On one couch, Tyler Thomson, in a bright purple dress shirt with Wrangler written across the back, is running through his hit-list for me. “Plenty of bumps, bruises, stitches, a broken thumb. But my knees, I guess you could say, have been my Kryptonite.” Thomson, 30 years old and from one of the most storied families of Calgary rodeo, has blue eyes, a million-dollar smile and one Canadian Professional Rodeo Association championship under his belt. “I think I’ve torn every ligament out of my right knee,” he says, “and I tore the ACL out of my left knee. Kept me out a year-and-a-half. But nothing too serious, knock on wood.” In an hour or so, for the third day in a row, Thomson will mount a nearly one-tonne bull and try to stay on for eight seconds.

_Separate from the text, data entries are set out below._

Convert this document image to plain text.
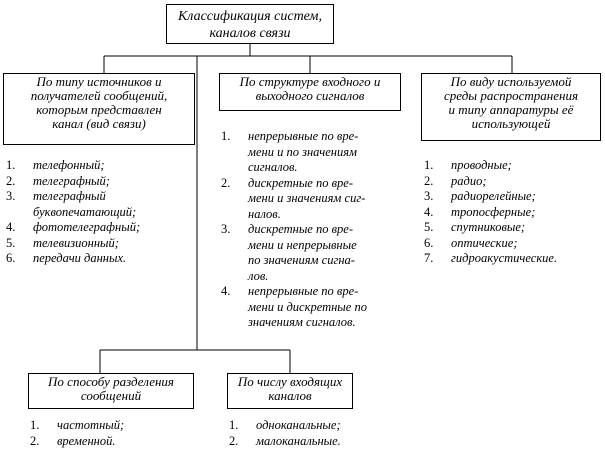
Классификация систем,
каналов связи
По типу источников и
получателей сообщений,
которым представлен
канал (вид связи)
По структуре входного и
выходного сигналов
По виду используемой
среды распространения
и типу аппаратуры её
использующей
По способу разделения
сообщений
По числу входящих
каналов
1. телефонный;
2. телеграфный;
3. телеграфный
буквопечатающий;
4. фототелеграфный;
5. телевизионный;
6. передачи данных.
1. непрерывные по вре-
мени и по значениям
сигналов.
2. дискретные по вре-
мени и значениям сиг-
налов.
3. дискретные по вре-
мени и непрерывные
по значениям сигна-
лов.
4. непрерывные по вре-
мени и дискретные по
значениям сигналов.
1. проводные;
2. радио;
3. радиорелейные;
4. тропосферные;
5. спутниковые;
6. оптические;
7. гидроакустические.
1. частотный;
2. временной.
1. одноканальные;
2. малоканальные.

The Calgary Stampede — Alberta’s yearly paean to cowboy culture; equal parts rodeo and country fair; beloved by fans as vehemently as it is maligned by critics — had its humble beginnings in 1912 as the Frontier Days and Cowboy Championship contest. Its founder, Guy Weadick, was both working cowboy and Vaudeville showman, which explains a lot. The seminal Stampede featured a parade of 2,000 “Indians” in full dress, a rodeo with a $16,000 jackpot (won by Blood Indian bronc rider Tom Three Persons) and bands of roving cowboys on horseback who would lasso pretty girls on Centre Street. The curious mix of choreographed spectacle and raw athletic competition, with real cowboys risking life and limb for a shot at prize money, proved a crowd pleaser. In the intervening century, that formula has changed little.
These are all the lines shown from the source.